Işte bu yüzden diyoruz ki Türk beklenilendir. Evet biz bu sene Moritanyaya geldik, dilleri dillerimize benzemese de gönül diliyle konuştuk.

KISA KISA MORİTANYA
Moritanyalılar hâlâ atalarından miras olarak kendilerine kalan adet ve geleneklerini yaşatmaya gayret ediyorlar. Hemen hemen herkes ‘derraa’ denen uzun, tek parça elbisesini giyerek dışarıya çıkıyorlar. Evlerine misafir olduğumuz her yerde önümüze el yıkamak için güzel ve şekilli bir leğen ile bir ibrik ve sabun getiriyorlar ve sizin kalkıp yorulmanızı istemiyorlar.

Ayrıca Moritanya ‘mahdara’ denilen yerel eğitim merkezleri ile meşhurdur. Burada başta çocuklar, yetimler hem barınıyorlar hem de Kur’an-ı Kerim’i ezberleyerek diğer dini ilimlerde de derinlik kazanıyorlar ve Moritanya sayıları 1 milyona ulaşan hafızlar ülkesi diye de isimlendiriliyor.
Ahmet Emin Hocai böyle bir merkezi ziyaret ettiğimizde bizlere şu tespiti yaptı: Biz öğrencilerimize dini ilimler ile fennî bilimleri de öğretmeliyiz. Çocuklar böylece Üstad’ın dediği gibi çift kanatlı bir kuş gibi olurlar, himmetleri de o nisbette âli ve yüce olur. Bu arada yaklaşık 4 milyon nüfusu olan Moritanya’da 4 tane üniversite bulunduğunu da ifade edeyim.
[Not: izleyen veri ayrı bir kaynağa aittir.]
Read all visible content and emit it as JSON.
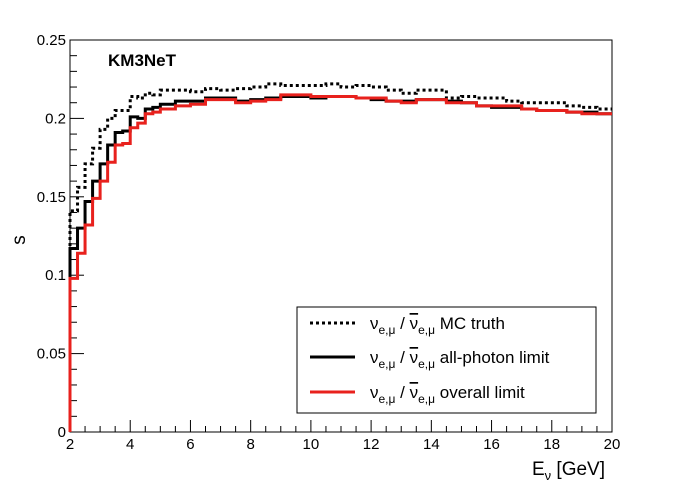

Ayrıca Türkiye’ye 4 defa gelen Ahmet Emin Hoca şunu dedi. Benim bir tespitim var. Bunu Türkiye’ye gidince öğrendim. Batı, halkına büyük projeler sunan, onların refahını düşünen İslâmî liderleri asla sevmez. Bununla beraber nerde bir müstebid, darbeci lider varsa da onu bağrına basar. İşte Türkiye’nin sistematik saldırılara maruz kalmasının sebebi budur.

SON SÖZ
Hamd olsun 6 günlük verimli bir ziyaret oldu. Bir çok insanla tanıştık, sözler aldık sözler verdik, güzel tecrübeler edindik. İstabul’dan gelip Senegal aktarması ile bizlere güzel ülkemize ve sevdiklerimize kavuşturacak THY uçağını beklerken son eklemeleri ve düzeltmeleri yaptım. Bu arada şunu ifade edeyim; gezi yazılarında akademik dil kaygısı taşımıyorum, sanki muhatabımla konuşuyormuş gibi doğal olmayı tercih ediyorum. Ve yorumlarınızı bekliyorum.
Yeni bir gezi yazısında buluşmak üzere hepiniz Allah’a emanet olun, sağlıcakla kalın.